Riwayat genta menurut legenda, diawali dari suara keroncongan
sapi di pegunungan Himalaya, India. Suara keroncongan sapi tersebut diyakini
mampu mengantarkan permohonan para penggembala kepada para Dewa, terutama pada
saat sapi sedang menggeleng-gelengkan kepalanya. Adanya kepercayaan bahwa suara
keroncongan sapi ini mampu menghubungkan permohonan pengangon kepada para Dewa,
maka keroncongan sapi itu lalu disucikan
dan diberi nama genta sebagai sarana untuk menghubungkan umat manusia di India
dengan Ida Sanghyang Widhi.
Di Bali,
riwayat genta juga hampir serupa dengan di India.
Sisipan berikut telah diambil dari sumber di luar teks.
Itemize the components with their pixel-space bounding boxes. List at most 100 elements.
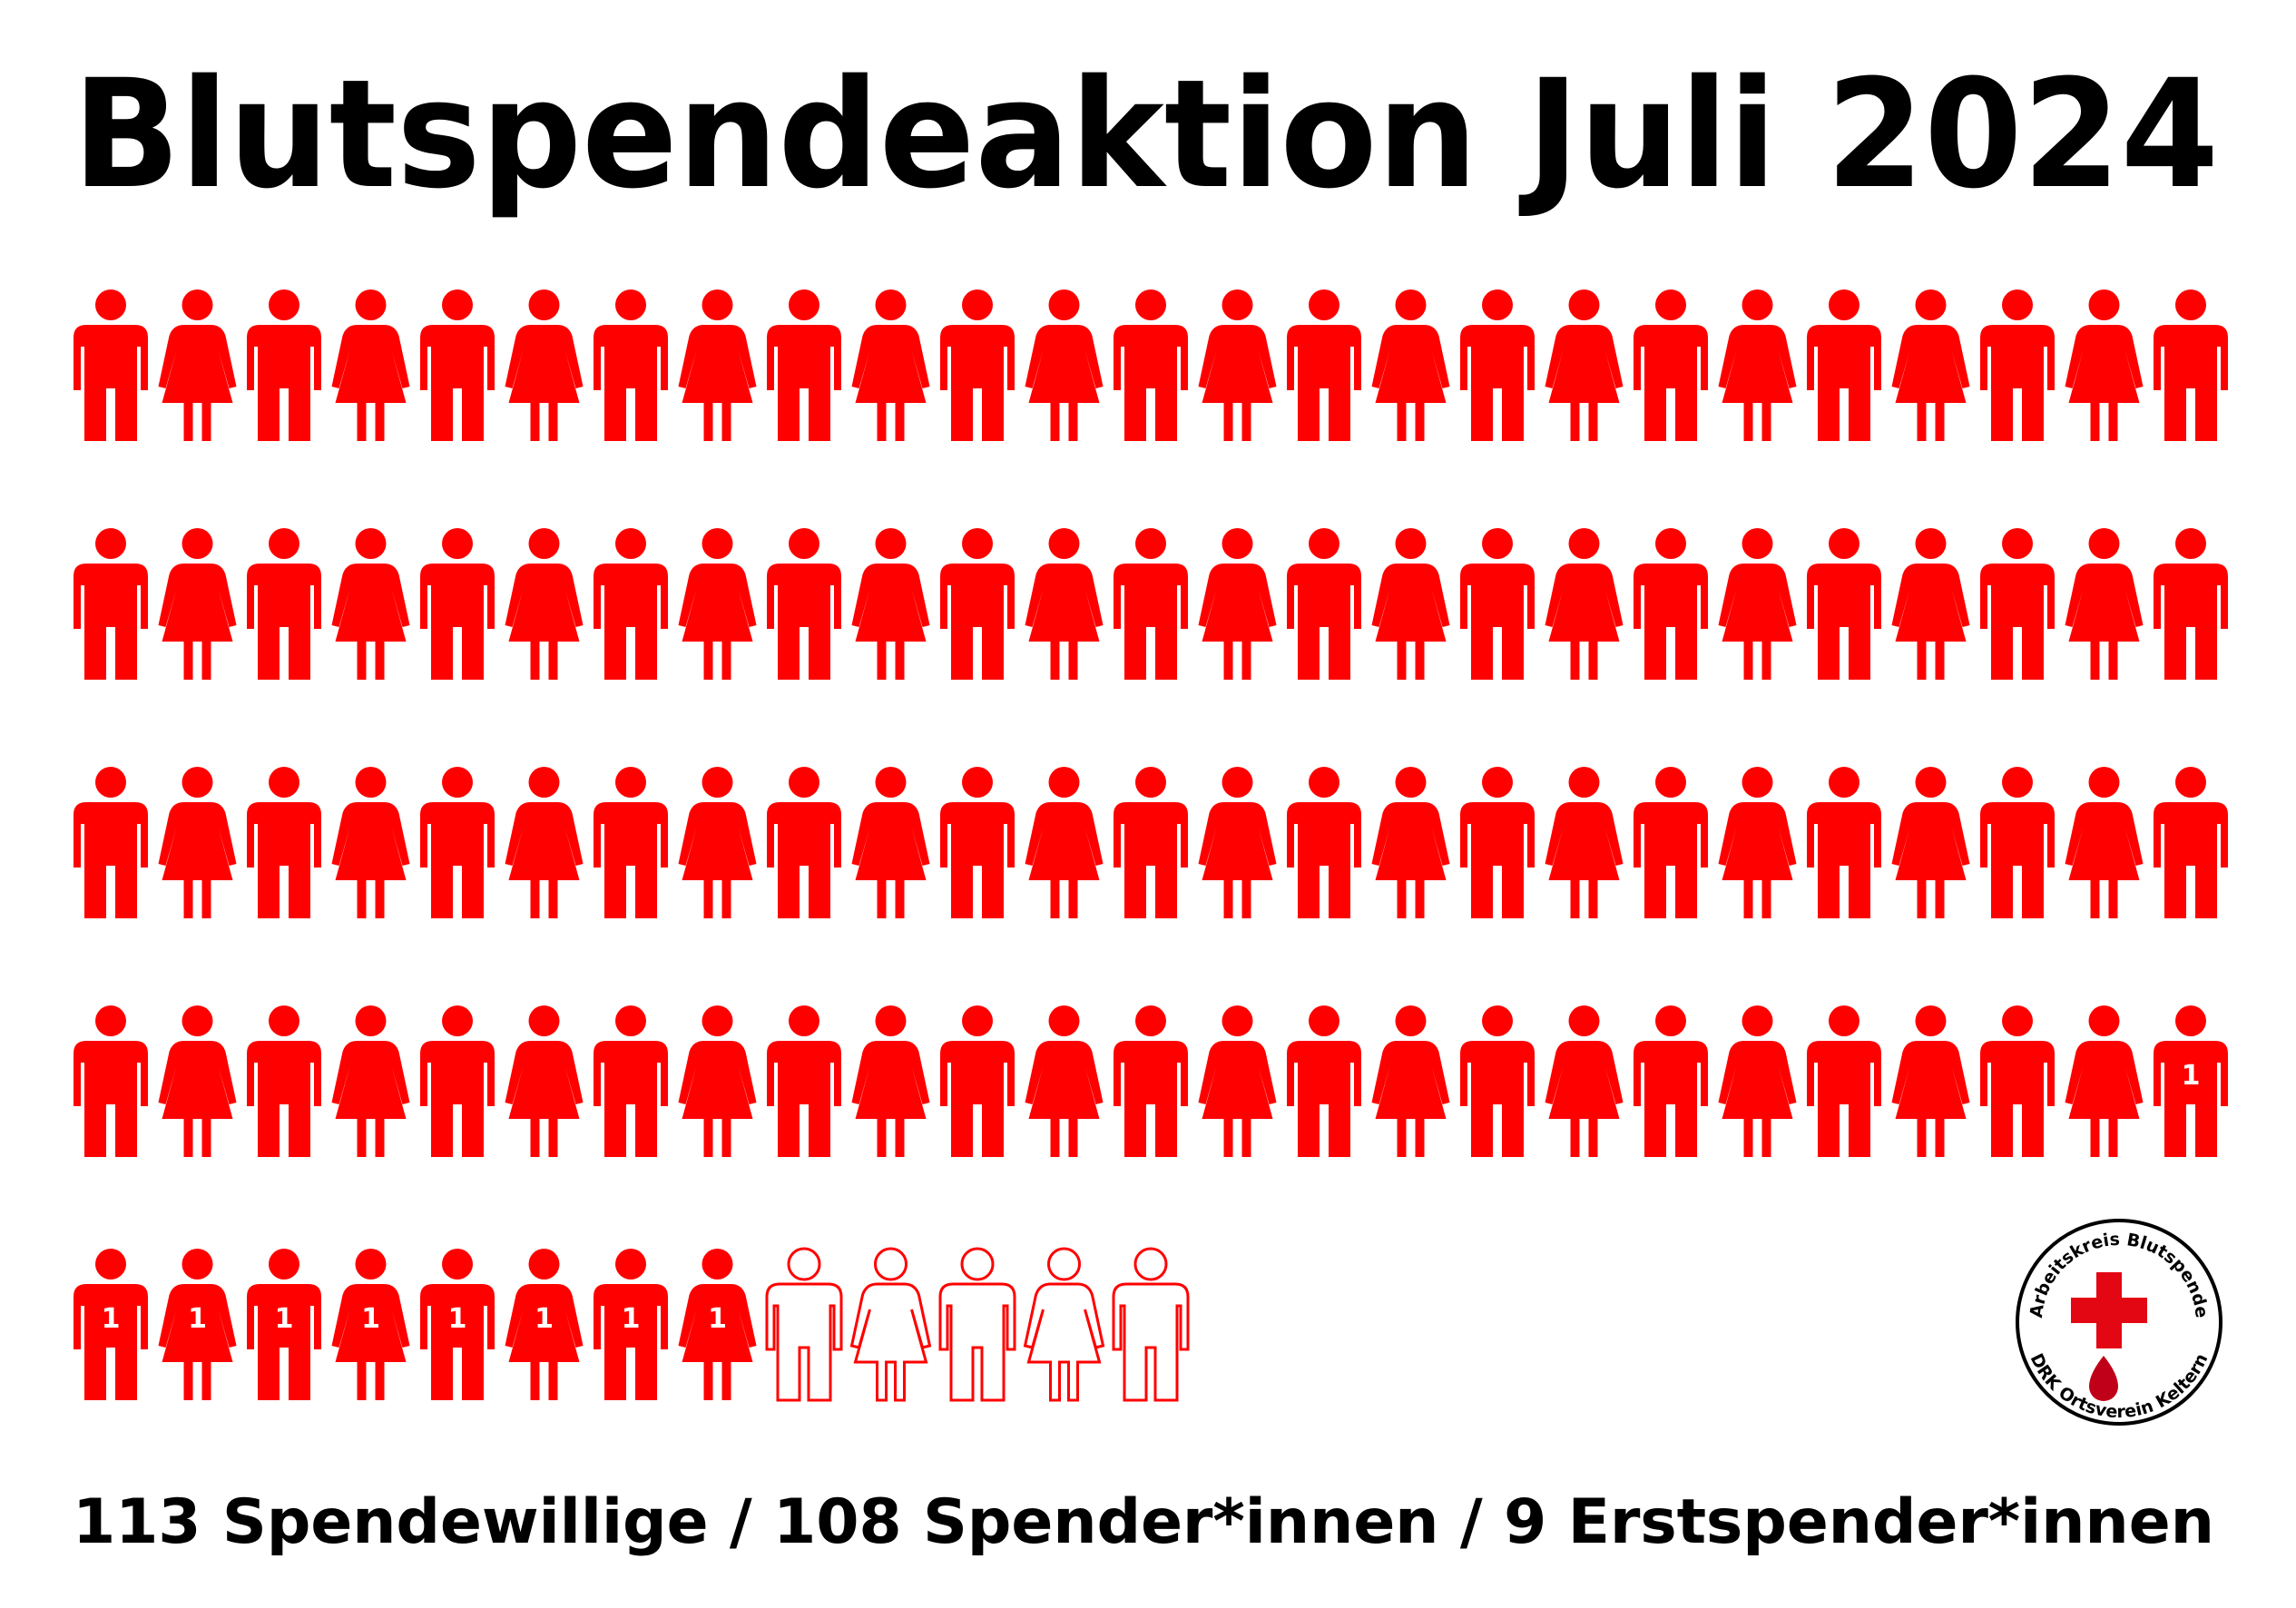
icon-head xyxy=(269,767,299,798)
icon-head xyxy=(355,767,387,798)
donor-icon xyxy=(678,767,757,918)
donor-icon xyxy=(1198,767,1277,918)
icon-body xyxy=(331,1041,410,1157)
icon-head xyxy=(1829,767,1859,798)
icon-head xyxy=(1222,1005,1253,1036)
icon-head xyxy=(962,528,993,559)
caption-separator: / xyxy=(730,1486,752,1558)
icon-body xyxy=(247,564,321,680)
icon-head xyxy=(1133,1247,1168,1281)
volunteer-icon xyxy=(849,1247,932,1402)
icon-head xyxy=(1135,289,1166,320)
icon-body xyxy=(74,1041,148,1157)
icon-head xyxy=(789,767,819,798)
icon-head xyxy=(1047,1247,1081,1281)
icon-body xyxy=(1718,1041,1797,1157)
donor-icon xyxy=(767,1005,841,1157)
icon-head xyxy=(95,528,126,559)
donor-icon xyxy=(767,767,841,918)
icon-body xyxy=(420,1284,495,1400)
icon-body xyxy=(594,1284,668,1400)
donor-icon xyxy=(420,1005,495,1157)
icon-head xyxy=(269,528,299,559)
icon-body xyxy=(247,1284,321,1400)
icon-body xyxy=(940,564,1015,680)
icon-body xyxy=(74,325,148,441)
donor-icon xyxy=(1891,767,1970,918)
icon-head xyxy=(95,1249,126,1280)
donor-icon xyxy=(1460,289,1535,441)
donor-icon xyxy=(2154,289,2228,441)
icon-body xyxy=(74,1284,148,1400)
icon-body xyxy=(938,1282,1016,1402)
icon-body xyxy=(765,1282,843,1402)
icon-head xyxy=(182,289,213,320)
caption-first: 9 Erstspender*innen xyxy=(1504,1486,2214,1558)
icon-head xyxy=(1048,767,1080,798)
donor-icon xyxy=(940,289,1015,441)
icon-body xyxy=(678,564,757,680)
icon-body xyxy=(1025,1041,1104,1157)
donor-icon: 1 xyxy=(594,1249,668,1400)
icon-body xyxy=(1634,325,1708,441)
icon-head xyxy=(1655,767,1686,798)
icon-body xyxy=(2154,1041,2228,1157)
volunteer-icon xyxy=(1112,1247,1190,1402)
icon-body xyxy=(1287,802,1361,918)
icon-head xyxy=(1309,289,1339,320)
donor-icon xyxy=(1287,289,1361,441)
icon-head xyxy=(1222,528,1253,559)
icon-body xyxy=(1807,564,1881,680)
icon-head xyxy=(615,767,646,798)
donor-icon xyxy=(1807,528,1881,680)
donor-icon xyxy=(1198,1005,1277,1157)
donor-icon: 1 xyxy=(158,1249,237,1400)
icon-body xyxy=(1287,1041,1361,1157)
icon-body xyxy=(1371,564,1450,680)
icon-head xyxy=(2175,767,2206,798)
donor-icon xyxy=(1634,1005,1708,1157)
icon-head xyxy=(528,528,560,559)
icon-body xyxy=(1718,564,1797,680)
icon-body xyxy=(678,1284,757,1400)
icon-head xyxy=(1568,289,1600,320)
donor-icon xyxy=(505,767,584,918)
icon-body xyxy=(158,1041,237,1157)
donor-icon xyxy=(1287,528,1361,680)
icon-head xyxy=(2088,289,2120,320)
icon-head xyxy=(702,767,733,798)
donor-icon xyxy=(2065,528,2144,680)
icon-head xyxy=(528,1249,560,1280)
icon-body xyxy=(1198,1041,1277,1157)
icon-body xyxy=(851,802,930,918)
donor-icon xyxy=(767,289,841,441)
icon-body xyxy=(767,564,841,680)
donor-icon: 1 xyxy=(74,1249,148,1400)
donor-icon xyxy=(158,767,237,918)
icon-body xyxy=(1287,564,1361,680)
icon-body xyxy=(1287,325,1361,441)
icon-head xyxy=(2002,767,2033,798)
icon-body xyxy=(1371,1041,1450,1157)
icon-head xyxy=(442,1249,473,1280)
icon-head xyxy=(1395,1005,1427,1036)
icon-body xyxy=(331,1284,410,1400)
donor-icon xyxy=(1371,289,1450,441)
icon-body xyxy=(1114,1041,1188,1157)
donor-icon xyxy=(851,528,930,680)
donor-icon xyxy=(1718,528,1797,680)
icon-head xyxy=(528,1005,560,1036)
first-donor-marker: 1 xyxy=(275,1303,294,1335)
donor-icon xyxy=(1545,289,1624,441)
icon-head xyxy=(1742,289,1773,320)
donor-icon xyxy=(1025,289,1104,441)
donor-icon xyxy=(74,289,148,441)
volunteer-icon xyxy=(765,1247,843,1402)
icon-head xyxy=(787,1247,821,1281)
donor-icon xyxy=(1980,1005,2055,1157)
first-donor-marker: 1 xyxy=(622,1303,641,1335)
icon-body xyxy=(1980,564,2055,680)
donor-icon xyxy=(767,528,841,680)
icon-body xyxy=(678,802,757,918)
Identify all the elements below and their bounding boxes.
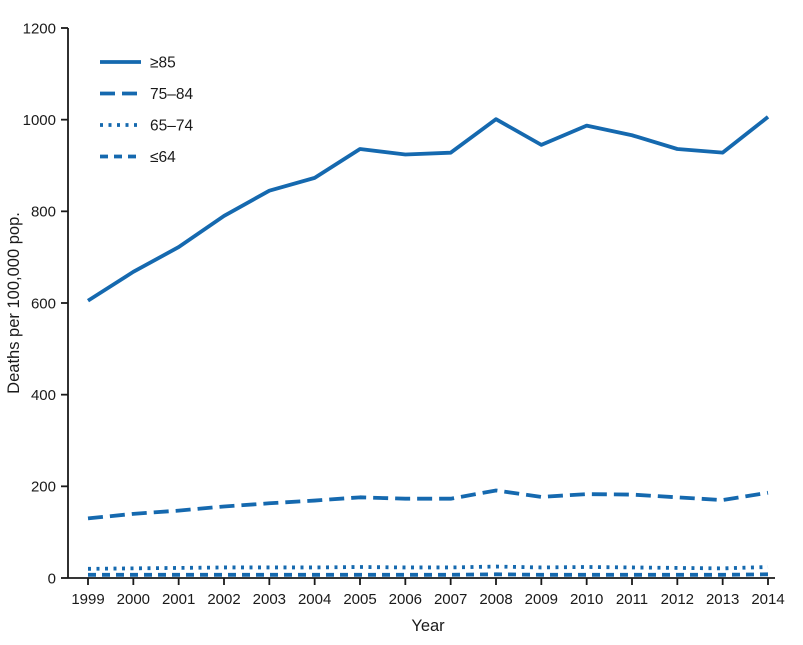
- x-axis-ticks: 1999 2000 2001 2002 2003 2004 2005 2006 2007 2008…: [71, 578, 785, 608]
- legend-label-2: 65–74: [150, 117, 193, 134]
- y-axis-ticks: 0 200 400 600 800 1000 1200: [23, 20, 68, 587]
- x-tick-label: 2006: [389, 591, 422, 608]
- legend: ≥85 75–84 65–74 ≤64: [100, 54, 193, 166]
- x-axis-label: Year: [411, 617, 445, 635]
- legend-label-0: ≥85: [150, 54, 176, 71]
- x-tick-label: 2007: [434, 591, 467, 608]
- y-tick-label: 1000: [23, 112, 56, 129]
- legend-label-3: ≤64: [150, 149, 176, 166]
- x-tick-label: 1999: [71, 591, 104, 608]
- y-tick-label: 400: [31, 387, 56, 404]
- series-lines: [86, 115, 770, 577]
- series-line-2: [87, 564, 769, 571]
- x-tick-label: 2002: [207, 591, 240, 608]
- y-tick-label: 1200: [23, 20, 56, 37]
- x-tick-label: 2013: [706, 591, 739, 608]
- x-tick-label: 2001: [162, 591, 195, 608]
- series-line-0: [86, 115, 770, 303]
- x-tick-label: 2012: [661, 591, 694, 608]
- x-tick-label: 2009: [525, 591, 558, 608]
- legend-label-1: 75–84: [150, 86, 193, 103]
- x-tick-label: 2003: [253, 591, 286, 608]
- x-tick-label: 2011: [616, 591, 648, 608]
- y-axis-label: Deaths per 100,000 pop.: [5, 212, 23, 394]
- x-tick-label: 2005: [343, 591, 376, 608]
- x-tick-label: 2004: [298, 591, 331, 608]
- x-tick-label: 2014: [751, 591, 784, 608]
- x-tick-label: 2010: [570, 591, 603, 608]
- x-tick-label: 2008: [479, 591, 512, 608]
- y-tick-label: 0: [48, 570, 56, 587]
- series-line-1: [87, 488, 769, 521]
- y-tick-label: 600: [31, 295, 56, 312]
- y-tick-label: 200: [31, 479, 56, 496]
- x-tick-label: 2000: [117, 591, 150, 608]
- y-tick-label: 800: [31, 204, 56, 221]
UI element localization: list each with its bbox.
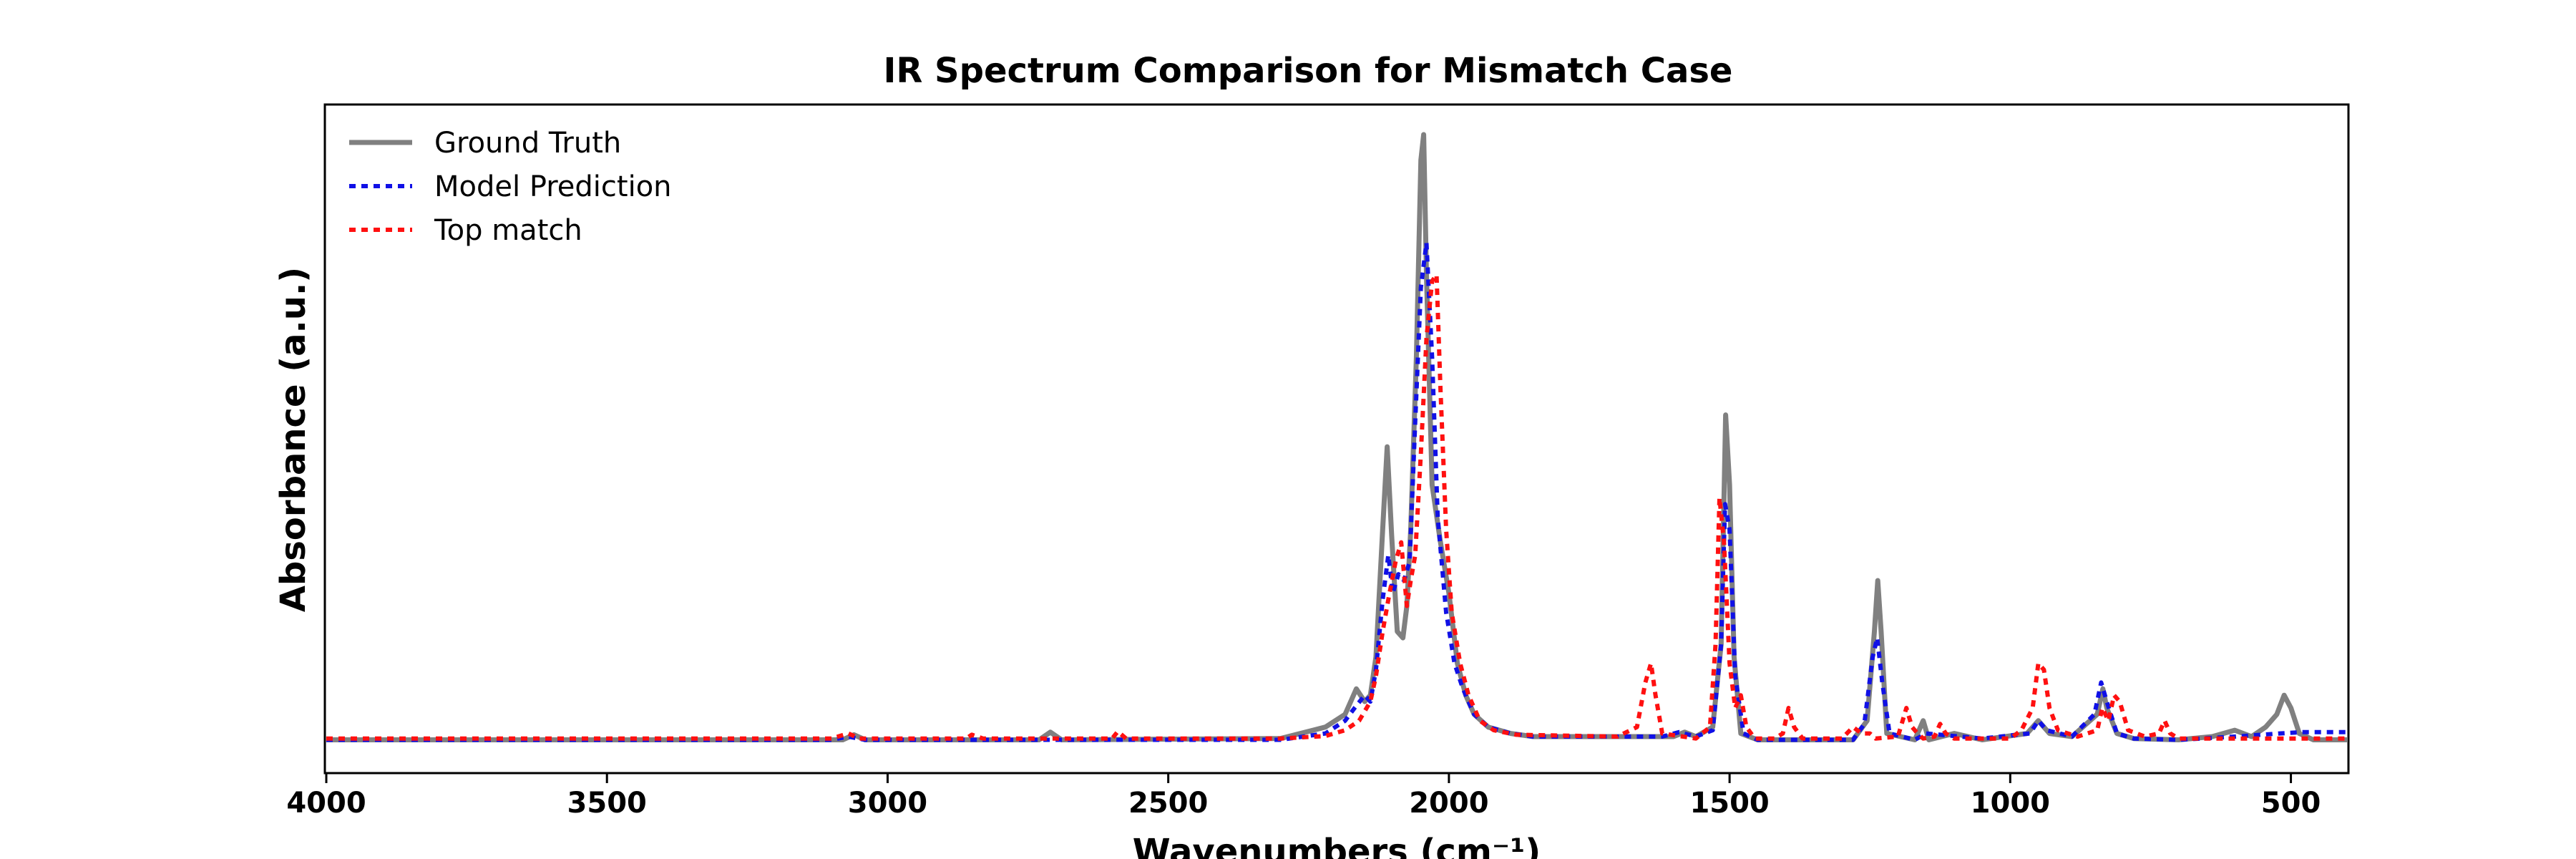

Dikisahkan bahwa ketika
Danghyang Nirarta atau Danghyang Dwijendra atau Pedanda Sakti Wawu Rauh
mengadakan perjalanan dharmayatra keliling Bali, beliau bertemu dengan seorang
pengalu (pedagang) yang sedang menuntun kuda. Pada leher kuda tersebut
dikalungkan keroncongan yang suaranya sangat merdu dan indah sekali. Pendeta
ini sangat kagum dengan suara keroncongan yang melingkar di leher kuda itu.
Saking tertariknya beliau dengan suara keroncongan kuda tersebut, maka beliau
lalu mencoba memintanya kepada pengalu. Sang pengalupun merasa sangat
berbahagia memenuhi permintaan Pendeta itu. Setelah menerimanya, Pedanda Sakti
Wawu Rauh lalu menyucikan keroncongan tersebut. Kemanapun beliau pergi selalu
dibawanya dengan tujuan untuk meningkatkan daya batin beliau dalam usahanya
untuk menyatukan diri dengan para Dewa. Keroncongan yang telah suci dan
disakralkan itu kemudian dinamakan genta dan diwariskan secara turun-temurun
kepada sisyanya.
Secara religius,
genta dipandang sebagai senjata Dewa Iswara yang berkedudukandi arah timur,
dengan aksara Sang (Sa), aksara suci pertama Dasaksara. Sebagai senjata Dewa
Iswara, maka genta tersebut sangat disakralkan dan karena itu tidak boleh
dipergunakan oleh sembarangan orang. Genta hanya boleh dipergunakan oleh mereka
yang sudah mewinten, sudah disucikan secara niskala oleh Pendeta.
Dalam setiap
upacara Yadnya, tentu sering kali didengar adanya suara genta. Boleh jadi tidak
banyak orang memperhatikan apa yang dapat diharapkan dari suara genta itu.
Sebenarnya yang diutamakan dari genta sebagai pengiring pujastawa adalah
getaran magis spiritualnya.
Sebagaimana
sudah dijelaskan sura genta adalah stana Ida Sanghyang Widhi. Karena itu bunyi
genta sebenarnya merupakan pertanda, bahwa Ida Sanghyang Widhi sedang berada di
tengah-tengah umat.Kuat lemahnya getaran magis spiritualgenta tersebut
tergantung dari tingkat kesucian dan kekuatan batin orang yang membunyikannya.